Zinke, who was shaking another supporter’s hand, turned around to face the woman and said: “Be nice.” The woman responded that she always is.
The monument review is rooted in the belief of Trump and other critics that a law signed by President Theodore Roosevelt allowing presidents to declare monuments has been improperly used to protect wide expanses of lands instead of places with particular historical or archaeological value.
Conservation groups contend that the monument review puts in limbo protections on areas across the country that are home to ancient cliff dwellings, towering Sequoias, deep canyons and ocean habitats where seals, whales and sea turtles roam.

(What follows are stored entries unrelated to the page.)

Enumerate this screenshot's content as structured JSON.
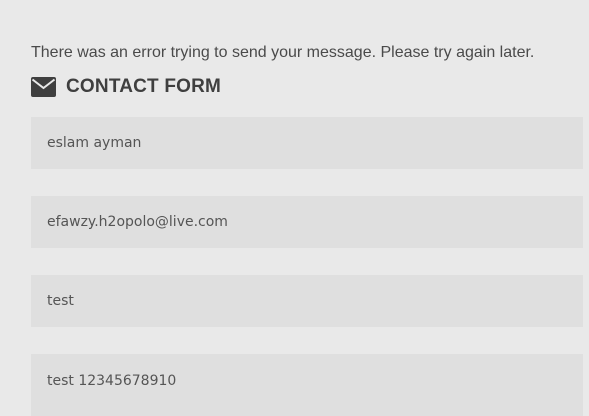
{
  "error_message": "There was an error trying to send your message. Please try again later.",
  "form": {
    "title": "CONTACT FORM",
    "icon": "envelope-icon",
    "fields": {
      "name": "eslam ayman",
      "email": "efawzy.h2opolo@live.com",
      "subject": "test",
      "message": "test 12345678910"
    }
  },
  "colors": {
    "background": "#e9e9e9",
    "field_background": "#dfdfdf",
    "text": "#4a4a4a"
  }
}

After his arrival Sunday in Salt Lake City, Zinke was met by about 500 protesters who chanted, “Save our monuments, stand with Bears Ears.”
He held a closed-door meeting with a coalition of tribal leaders who pushed for the monument then spoke of his admiration for Roosevelt.
Davis Filfred of the Navajo Nation said Monday that the one-hour meeting Sunday wasn’t enough time for the Bears Ears Inter-Tribal Coalition to make their points to Zinke. Filfred, who was in the meeting, said it seems Zinke is listening more to opponents of the monument than people who want it preserved.
Zinke insisted there is no predetermined outcome of his review, saying he may not recommend the monuments be made smaller or rescinded, and he might even recommend an addition.
The two monuments he’s reviewing in Utah are quite large. Created in 1996, Grand Staircase-Escalante is 1.9 million acres, about the size of Delaware. Bears Ears is smaller at 1.3 million acres.
Zinke has been tasked with making a recommendation on the Bears Ears monument by June 10, about 2½ months before a final report about all the monuments.
Environmental groups have vowed to file lawsuits if Trump attempts to rescind monuments – a move that would be unprecedented.
On the way back from his hike to the ruins, Zinke stopped at the trailhead and spoke with several people on horseback and admired their horses. .
He said his upcoming decision is not just about how the local tribes, county officials or the governor feel about the monument, but it’s also about how the entire country feels about it because it’s America’s public land.
“President Trump, I’m going to tell you, is a great boss. The reason why I think he felt so strongly about this is he feels like sometimes Washington makes these rules and we don’t have a voice,” Zinke said. “He put this in motion to make sure that local communities count. States count. America counts.”